Pour autant il est vrai que le modèle de l’acteur rationnel est excellent, car c’est avec cette attitude qu’on obtient les meilleurs résultats, en gardant le contrôle des échanges avec une posture la plus rationnelle possible. Les manuels nous enseignent de rester rationnel, assez froid, distant pour pouvoir négocier avec habileté. Et nous analyserons dans le détail pourquoi.
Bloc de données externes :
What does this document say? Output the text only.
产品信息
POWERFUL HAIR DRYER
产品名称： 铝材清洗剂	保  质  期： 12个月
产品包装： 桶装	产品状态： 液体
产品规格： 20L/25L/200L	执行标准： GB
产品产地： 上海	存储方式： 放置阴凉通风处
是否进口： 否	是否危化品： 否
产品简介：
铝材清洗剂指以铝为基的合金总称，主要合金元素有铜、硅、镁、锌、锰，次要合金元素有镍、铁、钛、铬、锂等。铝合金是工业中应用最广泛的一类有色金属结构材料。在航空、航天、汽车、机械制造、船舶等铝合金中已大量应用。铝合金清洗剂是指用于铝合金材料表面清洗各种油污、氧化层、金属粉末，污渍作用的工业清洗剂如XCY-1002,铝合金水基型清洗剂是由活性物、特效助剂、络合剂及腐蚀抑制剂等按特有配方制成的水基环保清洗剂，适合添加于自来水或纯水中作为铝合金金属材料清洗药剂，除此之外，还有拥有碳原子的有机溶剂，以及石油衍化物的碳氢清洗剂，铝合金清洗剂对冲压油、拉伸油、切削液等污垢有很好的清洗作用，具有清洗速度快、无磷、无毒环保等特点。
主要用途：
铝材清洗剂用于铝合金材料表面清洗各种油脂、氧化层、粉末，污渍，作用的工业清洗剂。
Toutefois dans la plupart des cas, il est très difficile de tenir le rôle de négociateur rationnel des deux côtés. L’autre partie peut dangereusement essayer de jouer de l’autorité, jouer des jeux pervers de pouvoirs, menacer, intimider, refuser la négociation, élaborer des tactiques manipulatoires. Ou bien le négociateur peut avoir peur, perdre ses moyens, ne pas arriver à contrôler la discussion. Souvent les enjeux sont trop grands pour que chaque partie succède à ne pas se laisser déborder par les émotions. Il est facile de donner son opinion sur les négociations des autres, mais quand il s’agit de négocier son salaire, le prix de vente de sa maison et de négocier dans son couple, les meilleurs négociateurs perdent leurs moyens, ils sont submergés par leurs enjeux émotionnels.
Une attitude classique de la littérature de management est d’enjoindre le lecteur à cacher ses émotions, à se focaliser sur les processus rationnels et maîtrisés, à se tenir froid et distant. Et en même temps, toute une littérature managériale parle du Quotient Emotionnel, de leadership et de motivation et nous enjoint de développer nos capacités à convaincre, à raconter des histoires, à faire appel à l’émotion pour pouvoir agir sur les autres. Il y a donc l’apparence d’un paradoxe. Faut-il en négociation être le plus proche possible du robot, ou faut-il prendre en compte les émotions, tel le manager moderne ? Pour résoudre ce paradoxe, nous allons analyser les émotions à l’œuvre dans les négociations.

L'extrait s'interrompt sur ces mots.